Dear Colleagues,

Regarding prop-112, 

1. Dean Pemberton summarized concerns for this proposal
    http://mailman.apnic.net/mailing-lists/sig-policy/archive/2015/02/msg00020.html

2. Robert Hudson claimed that the benefit (utilizing dead space) is larger than the concern
    http://mailman.apnic.net/mailing-lists/sig-policy/archive/2015/02/msg00023.html

3. Owen DeLong is against for the benefit he proposed alternative solution (giving another /28 and wait)
    http://mailman.apnic.net/mailing-lists/sig-policy/archive/2015/02/msg00033.html
    Mike Henderson support this alternative. (I believe, Sanjeev Gupta will also support, but correct me if different)

So, I would like to ask your views for following questions.

Q1. Is the benefit larger than the concern or not?
Q2. Does the alternative solution proposed by Owen resolve this problem also?

Tomohiro> Can you express your view as original author for 2nd point?

Regards,
Masato Yamanishi, Policy SIG Chair (Acting)



2015-02-04 10:26 GMT-06:00 Owen DeLong <owen@delong.com>:

On Feb 3, 2015, at 8:12 PM, Robert Hudson <hudrob@gmail.com> wrote:

On 4 February 2015 at 14:54, Dean Pemberton <dean@internetnz.net.nz> wrote:
There are a number of things that concern me about this proposal. 

1) it doesn't appear to support needs based allocation
2) it doesn't support allocation on nibble boundaries which operators have said repeatedly is a major issue. 

As I read it...

The proposal addresses only organisations who already have /32 allocations in the legacy IPv6 block (the IP ranges this includes are defined in the proposal).  The allocation policy in the legacy block was effectively to carve out a /29, but then only provide the applicant with a /32 out of this /29 - meaning the gap between the /29 and the /32 remains un-allocated.

That is correct. However, rather than expanding this swamp, I would support issuing additional /28s to these organizations and draining the early allocation swamp through attrition.

Prop-112 simply proposes that the owner of one of these /32 allocations can, if the require it, request to "fill out" the /29 which is allocated to them in the back-end, so that they end up with a contiguous block of IP address space.  It is not possible to stretch this to a nibble boundary (/28), because the next allocation in the legacy IPv6 block could/would overlap this.

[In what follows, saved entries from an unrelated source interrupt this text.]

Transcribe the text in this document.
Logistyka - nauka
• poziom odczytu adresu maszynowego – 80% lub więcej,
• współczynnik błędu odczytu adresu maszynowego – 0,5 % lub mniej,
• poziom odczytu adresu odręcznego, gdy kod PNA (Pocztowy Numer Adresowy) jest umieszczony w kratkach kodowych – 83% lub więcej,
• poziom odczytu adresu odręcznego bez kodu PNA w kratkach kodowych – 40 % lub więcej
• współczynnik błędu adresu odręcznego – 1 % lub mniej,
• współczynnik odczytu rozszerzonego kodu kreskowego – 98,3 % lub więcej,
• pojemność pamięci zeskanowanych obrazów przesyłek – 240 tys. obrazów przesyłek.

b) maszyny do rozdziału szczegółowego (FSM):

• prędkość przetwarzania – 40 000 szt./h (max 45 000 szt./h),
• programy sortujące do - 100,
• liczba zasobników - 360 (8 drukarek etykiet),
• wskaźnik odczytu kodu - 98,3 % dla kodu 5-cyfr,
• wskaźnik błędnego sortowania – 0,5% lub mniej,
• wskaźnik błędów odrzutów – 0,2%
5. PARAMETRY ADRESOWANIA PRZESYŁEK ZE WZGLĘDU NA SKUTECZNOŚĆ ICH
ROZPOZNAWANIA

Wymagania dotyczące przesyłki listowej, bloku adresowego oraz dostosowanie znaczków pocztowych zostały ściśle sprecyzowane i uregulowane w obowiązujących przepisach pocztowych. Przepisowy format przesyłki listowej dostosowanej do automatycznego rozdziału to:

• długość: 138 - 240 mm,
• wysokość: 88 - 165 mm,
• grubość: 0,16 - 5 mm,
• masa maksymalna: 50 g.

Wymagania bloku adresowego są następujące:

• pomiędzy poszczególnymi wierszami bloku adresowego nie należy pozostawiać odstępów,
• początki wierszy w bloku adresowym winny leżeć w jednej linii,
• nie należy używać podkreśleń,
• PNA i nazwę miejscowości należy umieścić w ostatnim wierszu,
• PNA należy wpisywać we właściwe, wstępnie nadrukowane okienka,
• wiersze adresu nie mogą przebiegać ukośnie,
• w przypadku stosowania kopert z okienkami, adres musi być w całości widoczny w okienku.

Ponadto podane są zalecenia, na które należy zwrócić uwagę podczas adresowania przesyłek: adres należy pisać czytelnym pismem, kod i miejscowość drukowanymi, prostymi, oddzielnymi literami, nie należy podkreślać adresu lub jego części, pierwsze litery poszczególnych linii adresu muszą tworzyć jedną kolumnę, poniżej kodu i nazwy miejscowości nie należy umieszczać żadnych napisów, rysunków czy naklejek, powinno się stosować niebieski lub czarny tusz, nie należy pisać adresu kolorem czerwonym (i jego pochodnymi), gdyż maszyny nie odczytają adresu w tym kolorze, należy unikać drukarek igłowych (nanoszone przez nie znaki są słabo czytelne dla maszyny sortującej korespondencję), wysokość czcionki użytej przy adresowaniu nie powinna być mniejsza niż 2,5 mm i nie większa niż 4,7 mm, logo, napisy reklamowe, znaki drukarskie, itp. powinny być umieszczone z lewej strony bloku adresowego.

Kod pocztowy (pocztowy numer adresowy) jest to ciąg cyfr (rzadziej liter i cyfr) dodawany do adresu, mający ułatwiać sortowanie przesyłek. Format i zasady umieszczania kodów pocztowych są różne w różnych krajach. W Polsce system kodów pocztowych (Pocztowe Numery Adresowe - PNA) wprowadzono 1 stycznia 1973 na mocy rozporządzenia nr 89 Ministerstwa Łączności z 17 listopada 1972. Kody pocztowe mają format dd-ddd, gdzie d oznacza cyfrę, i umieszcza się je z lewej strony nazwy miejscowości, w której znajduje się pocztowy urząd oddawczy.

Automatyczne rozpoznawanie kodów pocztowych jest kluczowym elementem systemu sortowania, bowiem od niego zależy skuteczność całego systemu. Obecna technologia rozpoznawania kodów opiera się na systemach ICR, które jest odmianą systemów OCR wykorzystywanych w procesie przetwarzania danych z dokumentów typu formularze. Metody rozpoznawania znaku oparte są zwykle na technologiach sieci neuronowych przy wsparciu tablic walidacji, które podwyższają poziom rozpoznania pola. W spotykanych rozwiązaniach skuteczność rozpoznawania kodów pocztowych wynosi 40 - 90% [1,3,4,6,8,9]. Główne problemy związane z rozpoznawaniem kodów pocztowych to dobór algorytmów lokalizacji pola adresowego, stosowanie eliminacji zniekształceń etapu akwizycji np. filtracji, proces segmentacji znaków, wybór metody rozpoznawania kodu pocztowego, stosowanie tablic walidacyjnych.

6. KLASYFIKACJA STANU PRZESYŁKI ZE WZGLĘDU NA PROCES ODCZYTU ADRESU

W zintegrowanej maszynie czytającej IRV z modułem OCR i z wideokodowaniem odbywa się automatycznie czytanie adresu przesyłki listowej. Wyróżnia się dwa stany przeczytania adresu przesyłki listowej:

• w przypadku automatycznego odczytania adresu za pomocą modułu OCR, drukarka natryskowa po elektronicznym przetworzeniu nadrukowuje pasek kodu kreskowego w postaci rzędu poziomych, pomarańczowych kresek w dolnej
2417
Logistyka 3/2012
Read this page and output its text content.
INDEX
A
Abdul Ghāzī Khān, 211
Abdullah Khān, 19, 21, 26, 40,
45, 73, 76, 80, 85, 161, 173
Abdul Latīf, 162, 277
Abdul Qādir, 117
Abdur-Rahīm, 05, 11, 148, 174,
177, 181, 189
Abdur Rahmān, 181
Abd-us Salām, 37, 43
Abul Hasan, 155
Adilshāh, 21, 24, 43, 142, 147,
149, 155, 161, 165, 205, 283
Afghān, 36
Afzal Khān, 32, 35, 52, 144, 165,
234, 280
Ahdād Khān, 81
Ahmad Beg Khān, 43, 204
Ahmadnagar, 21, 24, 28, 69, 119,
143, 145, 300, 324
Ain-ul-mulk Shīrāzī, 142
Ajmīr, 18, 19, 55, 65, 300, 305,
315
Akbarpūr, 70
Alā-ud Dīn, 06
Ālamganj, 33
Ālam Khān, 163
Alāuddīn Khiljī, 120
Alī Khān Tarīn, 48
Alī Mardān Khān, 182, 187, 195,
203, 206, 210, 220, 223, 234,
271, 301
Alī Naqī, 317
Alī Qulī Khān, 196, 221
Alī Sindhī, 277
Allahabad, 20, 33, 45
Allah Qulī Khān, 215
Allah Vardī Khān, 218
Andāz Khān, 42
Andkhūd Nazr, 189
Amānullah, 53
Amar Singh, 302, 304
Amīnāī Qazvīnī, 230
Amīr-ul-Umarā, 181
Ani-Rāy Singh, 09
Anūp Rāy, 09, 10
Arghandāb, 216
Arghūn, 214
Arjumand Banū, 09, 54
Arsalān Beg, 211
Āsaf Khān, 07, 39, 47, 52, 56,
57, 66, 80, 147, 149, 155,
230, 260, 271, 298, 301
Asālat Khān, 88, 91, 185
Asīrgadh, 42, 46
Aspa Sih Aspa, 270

Correct, hence my suggestion that they simply be issued new /28s.

The proposal does NOT impact /32 allocations that were made since the newer policy of sparse allocation was introduced.  Those are left to be dealt with under the existing rules.

If the proposal is not accepted, the gap between /32 and /29 is "wasted" for every allocation within the legacy IPv6 block.  This "wastes" 30,064,771,072 /64 networks, unless a policy is proposed and approved to somehow use this address space in another fashion.

Note there are actually multiple blocks as pointed out. Forever is a very long time.

The better solution, which does not waste all of them forever, is to allocate new /28s to those organizations that need more than a /32 ask that they not make any new allocations or assignments within the original /32, and return the /32 when or if they ever vacate it through attrition.

For organizations that are lucky enough to have the correct neighbor vacate their /32, their prefix could, then, be expanded to a /28 without issue.

Even with this policy, most of that space will remain wasted anyway, it will just be wasted in a different place where it can never be used for a different purpose.

I'm happy to be corrected on any of this.  But if my understanding is correct, the benefits of this proposal vastly outweigh any negatives, and I believe SAGE-AU will be supporting it.

They do not, actually. While 30,064,771,072 sounds like a lot of /64s, the simple reality is that when you’re handing them out to end-users 65,536 at a time and to ISPs 4,294,967,296 at a time (minimum), it’s really not so many. When you consider that RIRs are given more than 1024 times that amount of space each time they apply to IANA and that no RIR has even come close to needing a second /12 from IANA so far, I think it is better to hold that particular space in reserve until its current mess is cleaned up through attrition, even if that never happens.